Thursday he performed his entire debut album as well as three One Direction songs, the song he wrote for Ariana Grande, his Fleetwood Mac cover (and look what happened to Lindsey Buckingham, the ungrateful wretches), and two newbies, the nothing special “Anna” and the smarter than the average rocker “Medicine”. Backed by a four piece rock ensemble, the performances were flawless, it was rock as 2018 template, and Harry sang his lungs out. He can’t dance but he can move and when the mood takes him, he can give right into the song. He strums rather than plays guitar (his lead guitarist is a very good one, who seems to be doing everything at once) and uses it as a prop… but then that’s what he should do (pace: Mick Jagger singing “Miss You”). But he doesn’t command the stage the way Mick (surely the antecedent at least physically) though if that bothered the audience screaming during “If I Could Fly” “I feel it, I feel it” on the top of their voices during the short acoustic portion on a stage b, you coulda fooled me. On Friday night, he invited Kacey on stage to cover Shania Twain’s “You’re Still the One”.

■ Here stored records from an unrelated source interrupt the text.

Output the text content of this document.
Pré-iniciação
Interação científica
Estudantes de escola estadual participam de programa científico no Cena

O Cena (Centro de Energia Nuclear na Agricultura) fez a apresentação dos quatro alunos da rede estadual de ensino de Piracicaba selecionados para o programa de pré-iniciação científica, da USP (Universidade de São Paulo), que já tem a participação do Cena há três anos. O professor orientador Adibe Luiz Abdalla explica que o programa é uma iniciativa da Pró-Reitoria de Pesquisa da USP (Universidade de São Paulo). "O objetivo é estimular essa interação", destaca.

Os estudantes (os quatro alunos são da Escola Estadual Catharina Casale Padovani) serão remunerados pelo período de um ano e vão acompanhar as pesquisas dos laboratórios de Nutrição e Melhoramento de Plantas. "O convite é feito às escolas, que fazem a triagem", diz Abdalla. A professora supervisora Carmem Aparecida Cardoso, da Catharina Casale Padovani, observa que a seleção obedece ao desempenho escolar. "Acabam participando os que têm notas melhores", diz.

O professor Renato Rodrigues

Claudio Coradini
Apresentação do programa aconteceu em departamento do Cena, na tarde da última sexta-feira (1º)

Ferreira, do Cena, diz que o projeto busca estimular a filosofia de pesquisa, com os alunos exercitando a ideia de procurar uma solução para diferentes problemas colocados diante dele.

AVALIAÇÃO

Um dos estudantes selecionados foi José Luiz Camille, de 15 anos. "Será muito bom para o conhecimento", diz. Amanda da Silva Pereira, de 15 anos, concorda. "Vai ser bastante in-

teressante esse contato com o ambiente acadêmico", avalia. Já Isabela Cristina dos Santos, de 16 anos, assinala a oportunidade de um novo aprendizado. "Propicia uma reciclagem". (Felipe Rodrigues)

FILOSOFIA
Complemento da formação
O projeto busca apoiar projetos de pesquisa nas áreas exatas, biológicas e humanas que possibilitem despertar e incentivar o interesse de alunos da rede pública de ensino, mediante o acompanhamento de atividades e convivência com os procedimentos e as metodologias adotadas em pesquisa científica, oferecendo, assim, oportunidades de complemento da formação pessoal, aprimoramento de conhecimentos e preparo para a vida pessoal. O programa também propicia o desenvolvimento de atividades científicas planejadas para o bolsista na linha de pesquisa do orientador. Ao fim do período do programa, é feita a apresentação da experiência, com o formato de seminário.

I went to dinner with my friend for knocking on 30 years Mary Cannon, and five of her girlfriends, the rest were 20 somethings and Mary told a tale of one of the women shaking with excitement when Mary got her tickets to see 1D at Jingle Ball years ago. Today she is a self assured young lady and the excitement and glow before the concert wasn’t what it was ten years ago. I didn’t sit with the women during the set but the people who I did note were teens to 20s and after the show many parents were outside waiting for them. I did note they were losing their minds and I wonder if there was an equal release, a willingness to release their inner fangirl, to give into their crush. It is difficult because Harry isn’t great at talking to us, he improvises conversations with the audience during a singalong to Happy Birthday, but for the most part there is a canned sublimation of appreciation that may be real and fake at the same time. “Why are you crying?” he asks a girl on the floor “‘I’m just emotional'” he mimics, as though he refuses to admit the effect he is having on her.
While admitting that I am far from his target audience, I appreciated Harry’s fast paced, well performed set, skillfully adapting himself to his future and treating everybody around him, even his roadies, with the utmost respect attitude. I appreciate that it gave everybody precisely what they wanted and I’ll end this review the same way I ended the last one: One of Style’s tee shirts reads “Treat People Kindly”: Styles practices what he preaches, and that, in fact, is what makes him beautiful.